Tema y trama hacen falta por igual, es necesario mantener la
balanza equilibrada, no jalar las sábanas de un solo lado, cualquier tema es
propio de un tratamiento literario, de la misma forma en que cualquier
subgénero puede escapar de la literatura espectáculo incluso cuando apela a lo
extraordinario como su fundamento. Lo extraordinario mismo puede cumplir
cabalmente con el cometido de enfrentar al lector con lo anodino en lugar de
darle la vuelta. Poner contra las cuerdas a la contraparte, al lector, no es
cosa exclusiva del realismo o la narrativa de los textos herméticos e
introspectivos, sin lugar a dudas, la fantasía o la ciencia ficción cuando son
consecuentes con el universo que han construido, cuando se apegan a sus propias
reglas, cuando no permiten que sus universos se desmoronen, terminan
revolcándose en la esencia humana y estrellando sus frases en la cara del
lector. De igual manera que un texto realista —forma preferida de la literatura
de lo extraordinario—, se desploma si no se apega a su propia lógica.

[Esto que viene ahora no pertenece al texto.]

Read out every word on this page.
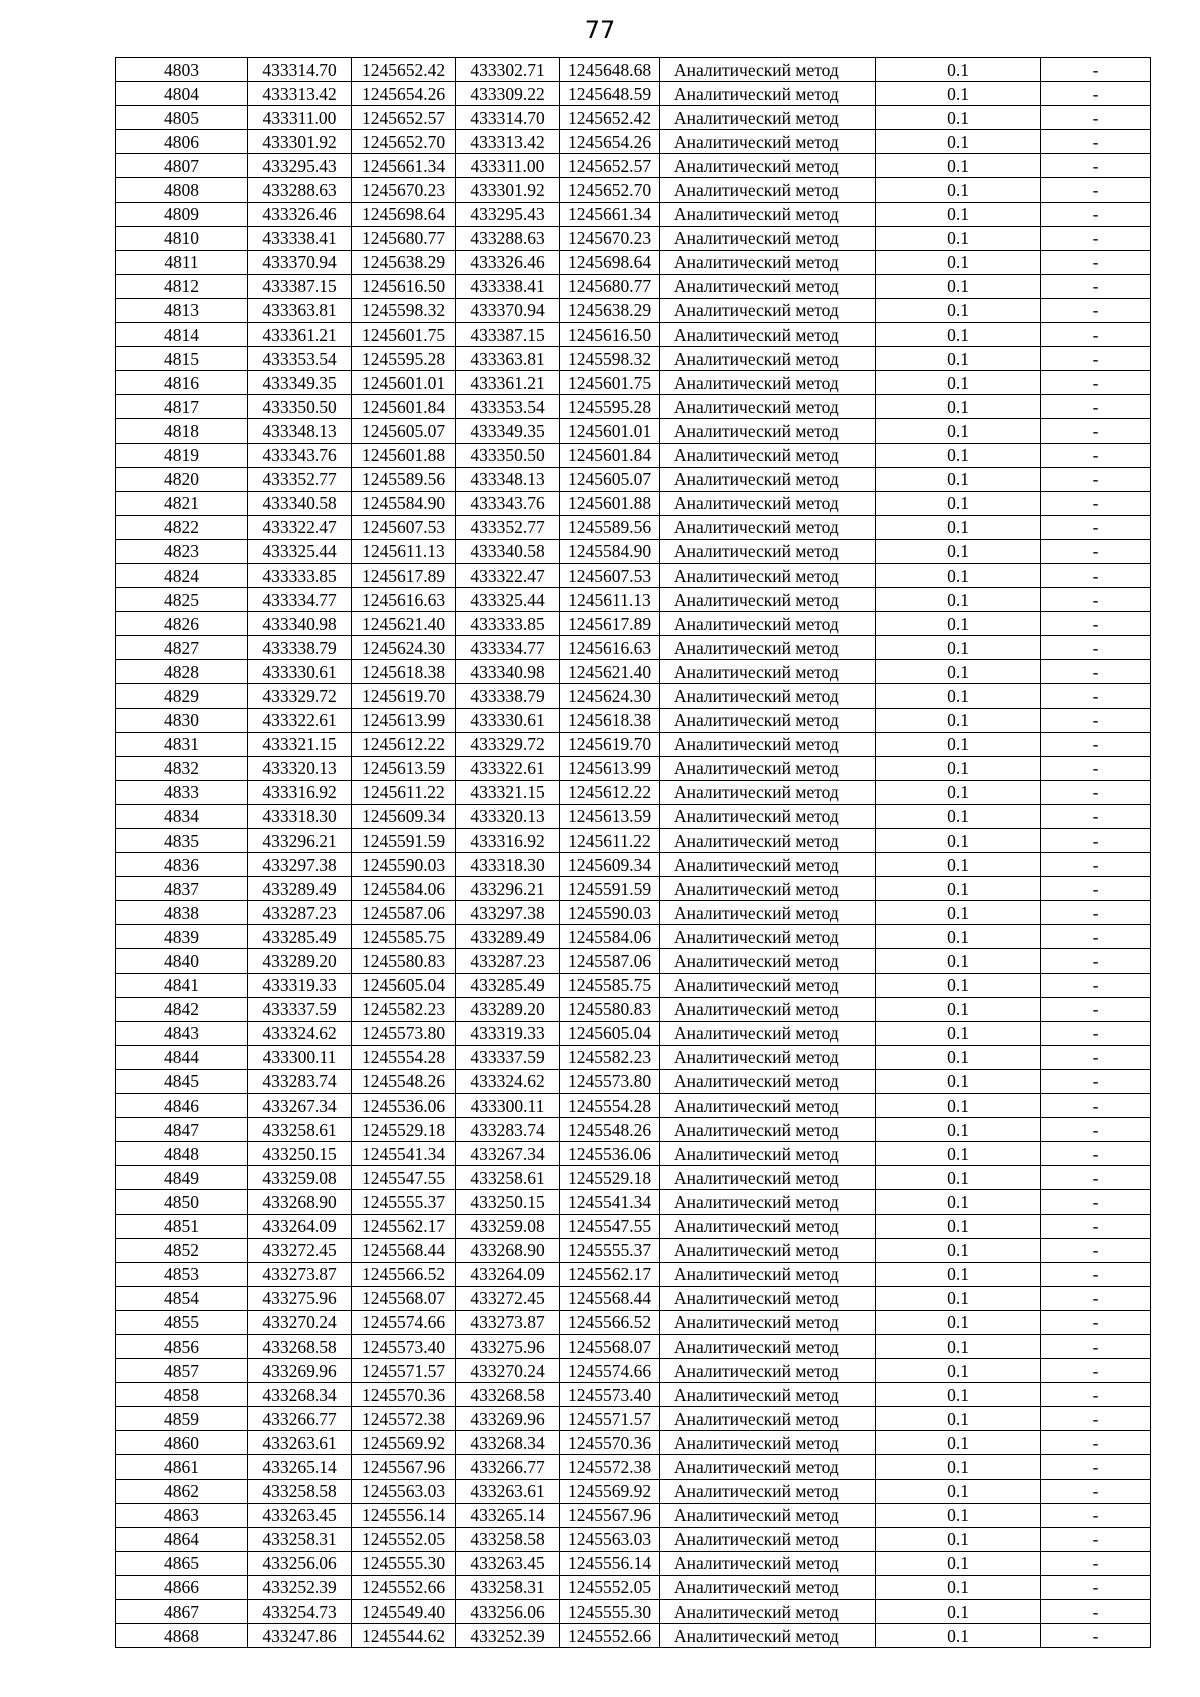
77
4803	433314.70	1245652.42	433302.71	1245648.68	Аналитический метод	0.1	-
4804	433313.42	1245654.26	433309.22	1245648.59	Аналитический метод	0.1	-
4805	433311.00	1245652.57	433314.70	1245652.42	Аналитический метод	0.1	-
4806	433301.92	1245652.70	433313.42	1245654.26	Аналитический метод	0.1	-
4807	433295.43	1245661.34	433311.00	1245652.57	Аналитический метод	0.1	-
4808	433288.63	1245670.23	433301.92	1245652.70	Аналитический метод	0.1	-
4809	433326.46	1245698.64	433295.43	1245661.34	Аналитический метод	0.1	-
4810	433338.41	1245680.77	433288.63	1245670.23	Аналитический метод	0.1	-
4811	433370.94	1245638.29	433326.46	1245698.64	Аналитический метод	0.1	-
4812	433387.15	1245616.50	433338.41	1245680.77	Аналитический метод	0.1	-
4813	433363.81	1245598.32	433370.94	1245638.29	Аналитический метод	0.1	-
4814	433361.21	1245601.75	433387.15	1245616.50	Аналитический метод	0.1	-
4815	433353.54	1245595.28	433363.81	1245598.32	Аналитический метод	0.1	-
4816	433349.35	1245601.01	433361.21	1245601.75	Аналитический метод	0.1	-
4817	433350.50	1245601.84	433353.54	1245595.28	Аналитический метод	0.1	-
4818	433348.13	1245605.07	433349.35	1245601.01	Аналитический метод	0.1	-
4819	433343.76	1245601.88	433350.50	1245601.84	Аналитический метод	0.1	-
4820	433352.77	1245589.56	433348.13	1245605.07	Аналитический метод	0.1	-
4821	433340.58	1245584.90	433343.76	1245601.88	Аналитический метод	0.1	-
4822	433322.47	1245607.53	433352.77	1245589.56	Аналитический метод	0.1	-
4823	433325.44	1245611.13	433340.58	1245584.90	Аналитический метод	0.1	-
4824	433333.85	1245617.89	433322.47	1245607.53	Аналитический метод	0.1	-
4825	433334.77	1245616.63	433325.44	1245611.13	Аналитический метод	0.1	-
4826	433340.98	1245621.40	433333.85	1245617.89	Аналитический метод	0.1	-
4827	433338.79	1245624.30	433334.77	1245616.63	Аналитический метод	0.1	-
4828	433330.61	1245618.38	433340.98	1245621.40	Аналитический метод	0.1	-
4829	433329.72	1245619.70	433338.79	1245624.30	Аналитический метод	0.1	-
4830	433322.61	1245613.99	433330.61	1245618.38	Аналитический метод	0.1	-
4831	433321.15	1245612.22	433329.72	1245619.70	Аналитический метод	0.1	-
4832	433320.13	1245613.59	433322.61	1245613.99	Аналитический метод	0.1	-
4833	433316.92	1245611.22	433321.15	1245612.22	Аналитический метод	0.1	-
4834	433318.30	1245609.34	433320.13	1245613.59	Аналитический метод	0.1	-
4835	433296.21	1245591.59	433316.92	1245611.22	Аналитический метод	0.1	-
4836	433297.38	1245590.03	433318.30	1245609.34	Аналитический метод	0.1	-
4837	433289.49	1245584.06	433296.21	1245591.59	Аналитический метод	0.1	-
4838	433287.23	1245587.06	433297.38	1245590.03	Аналитический метод	0.1	-
4839	433285.49	1245585.75	433289.49	1245584.06	Аналитический метод	0.1	-
4840	433289.20	1245580.83	433287.23	1245587.06	Аналитический метод	0.1	-
4841	433319.33	1245605.04	433285.49	1245585.75	Аналитический метод	0.1	-
4842	433337.59	1245582.23	433289.20	1245580.83	Аналитический метод	0.1	-
4843	433324.62	1245573.80	433319.33	1245605.04	Аналитический метод	0.1	-
4844	433300.11	1245554.28	433337.59	1245582.23	Аналитический метод	0.1	-
4845	433283.74	1245548.26	433324.62	1245573.80	Аналитический метод	0.1	-
4846	433267.34	1245536.06	433300.11	1245554.28	Аналитический метод	0.1	-
4847	433258.61	1245529.18	433283.74	1245548.26	Аналитический метод	0.1	-
4848	433250.15	1245541.34	433267.34	1245536.06	Аналитический метод	0.1	-
4849	433259.08	1245547.55	433258.61	1245529.18	Аналитический метод	0.1	-
4850	433268.90	1245555.37	433250.15	1245541.34	Аналитический метод	0.1	-
4851	433264.09	1245562.17	433259.08	1245547.55	Аналитический метод	0.1	-
4852	433272.45	1245568.44	433268.90	1245555.37	Аналитический метод	0.1	-
4853	433273.87	1245566.52	433264.09	1245562.17	Аналитический метод	0.1	-
4854	433275.96	1245568.07	433272.45	1245568.44	Аналитический метод	0.1	-
4855	433270.24	1245574.66	433273.87	1245566.52	Аналитический метод	0.1	-
4856	433268.58	1245573.40	433275.96	1245568.07	Аналитический метод	0.1	-
4857	433269.96	1245571.57	433270.24	1245574.66	Аналитический метод	0.1	-
4858	433268.34	1245570.36	433268.58	1245573.40	Аналитический метод	0.1	-
4859	433266.77	1245572.38	433269.96	1245571.57	Аналитический метод	0.1	-
4860	433263.61	1245569.92	433268.34	1245570.36	Аналитический метод	0.1	-
4861	433265.14	1245567.96	433266.77	1245572.38	Аналитический метод	0.1	-
4862	433258.58	1245563.03	433263.61	1245569.92	Аналитический метод	0.1	-
4863	433263.45	1245556.14	433265.14	1245567.96	Аналитический метод	0.1	-
4864	433258.31	1245552.05	433258.58	1245563.03	Аналитический метод	0.1	-
4865	433256.06	1245555.30	433263.45	1245556.14	Аналитический метод	0.1	-
4866	433252.39	1245552.66	433258.31	1245552.05	Аналитический метод	0.1	-
4867	433254.73	1245549.40	433256.06	1245555.30	Аналитический метод	0.1	-
4868	433247.86	1245544.62	433252.39	1245552.66	Аналитический метод	0.1	-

La
diferencia —en todo caso— se encuentra en cómo se asume a la contraparte, como
lector que participa del texto o como espectador que pasivamente abreva de él y
—en consecuencia— si cuando se escribe se está pensando en el lector (en montar
un espectáculo frente a sus ojos, lleno de utilería y tramoya de cartón) o si
la preocupación del autor está en la historia misma, en sus posibilidades y
limitantes. Sin embargo, dado el inmenso mercado que tiene lo extraordinario
—no sólo en la literatura— y el capital cultural de los lectores, más valdría
meter el freno de mano, darle la espalda y hundirse en lo cotidiano, en ese
ordinario común y corriente.
7.
El espectáculo está diseñado para atraer y satisfacer al
público, para tener éxito en taquilla; anhela el aplauso y para ello hace
estudios de mercado, conoce las tendencias, los ires y venires de los gustos,
cuida de no exigirle a su audiencia más de lo que puede dar, es consciente de
sus periodos de atención, su único objetivo lo establece el público al que va
destinado, la audiencia deseada. La literatura está en otro lugar y es otra
cosa. La literatura está destinada al fracaso porque el escritor es la única
persona autorizada para fijarse en nimiedades y hacerlas trascendentes; la
literatura le da la vuelta al éxito y se mide únicamente contra sí misma, ni
siquiera es posible comparar el cuento de un narrador con otro cuento de él
mismo. La literatura obliga al sujeto a mirar la vida de frente, sin máscaras,
consigo mismo, y no lo suelta hasta que no ha acabado con él, hasta que no se
asegura de que no podrá regresar a su casa de otra forma que no sea a rastras.
La literatura no es complaciente con el sujeto, mucho menos busca satisfacerlo.
¿A quién podría satisfacer si ni siquiera tiene en la mente a un lector ideal,
si le resulta imposible imaginarlo? Está destinada al fracaso porque siempre se
queda corta, porque nunca alcanzará a ser más que una línea tangente que no
atraviesa la existencia aunque aspire a hacerlo, que hiere al sujeto y no lo
mata, que no consigue poner el punto final ahí donde quiere ponerlo. Está
destinada al fracaso porque camina en línea recta, desechando todo aquello que
no es necesario para dar el paso al vacío y caer.